De acordo com a NetDiligence, em 2022, a média das reivindicações de seguro para incidentes cibernéticos foi de cerca de R$900 mil, um valor significativo o suficiente para causar sérios prejuízos às finanças de uma empresa. Para tornar o seguro cibernético acessível até mesmo para pequenas empresas, o governo do Reino Unido implementou o plano Cyber Essentials. Esse programa permite que uma empresa adote práticas mínimas de cibersegurança e receba a certificação, além de uma apólice de seguro contra riscos cibernéticos no valor de R$162.500.

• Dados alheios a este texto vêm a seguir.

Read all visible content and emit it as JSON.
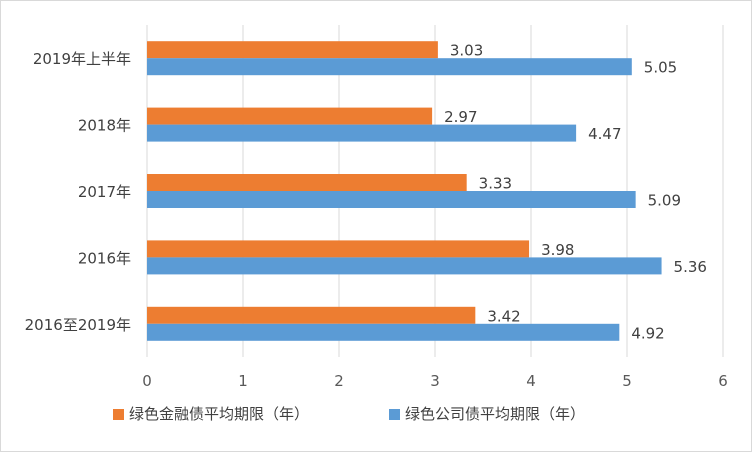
{
  "chart_data": {
    "type": "bar",
    "orientation": "horizontal",
    "categories": [
      "2019年上半年",
      "2018年",
      "2017年",
      "2016年",
      "2016至2019年"
    ],
    "series": [
      {
        "name": "绿色金融债平均期限（年）",
        "color": "#ed7d31",
        "values": [
          3.03,
          2.97,
          3.33,
          3.98,
          3.42
        ]
      },
      {
        "name": "绿色公司债平均期限（年）",
        "color": "#5b9bd5",
        "values": [
          5.05,
          4.47,
          5.09,
          5.36,
          4.92
        ]
      }
    ],
    "xlim": [
      0,
      6
    ],
    "xticks": [
      "0",
      "1",
      "2",
      "3",
      "4",
      "5",
      "6"
    ],
    "grid": true,
    "legend_position": "bottom",
    "title": "",
    "xlabel": "",
    "ylabel": ""
  }
}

Para as empresas de pequeno e médio porte, o problema vai além do aspecto financeiro, envolvendo também a falta de recursos. A ausência de especialistas em resposta cibernética para lidar com as consequências de um ataque é uma questão crítica. Uma apólice de seguro cibernético pode ajudar a cobrir essa necessidade, oferecendo suporte especializado para garantir que a empresa retome suas operações o mais rapidamente possível. Fornecendo equipes de especialistas para uma resposta e recuperação eficientes, a seguradora pode minimizar as perdas financeiras e reduzir o tamanho de um possível sinistro. Além disso, a cobertura pode incluir acesso a consultoria jurídica, o que pode ajudar a reduzir reivindicações de multas regulatórias e minimizar o risco de ações judiciais coletivas.
Outras partes afetadas por um ataque cibernético são os clientes de uma empresa, sejam eles consumidores ou outras empresas. Esses clientes esperam que suas transações e dados compartilhados estejam seguros. É cada vez mais comum encontrar cláusulas nos contratos e acordos entre empresas que exigem cobertura de terceiros em caso de vazamento de dados. Esse é mais um motivo para que as empresas considerem a contratação de um seguro contra riscos cibernéticos, caso ainda não o tenham.
O seguro contra riscos cibernéticos deve ser a nova norma
A mudança para um ambiente mais digital observada em todo o mundo significa que os ataques cibernéticos são uma realidade dos negócios atuais. Manter uma boa postura de cibersegurança e compensar o risco com uma apólice de seguro contra riscos cibernéticos é agora um custo dos negócios, da mesma forma que as empresas fazem seguro contra incêndio e roubo.
Este post é o primeiro de uma série que aborda o seguro cibernético e sua relevância. As próximas publicações se aprofundarão em sua governança, legalidades, riscos futuros e na inegável vantagem comercial de obter cobertura cibernética no ambiente de risco atual.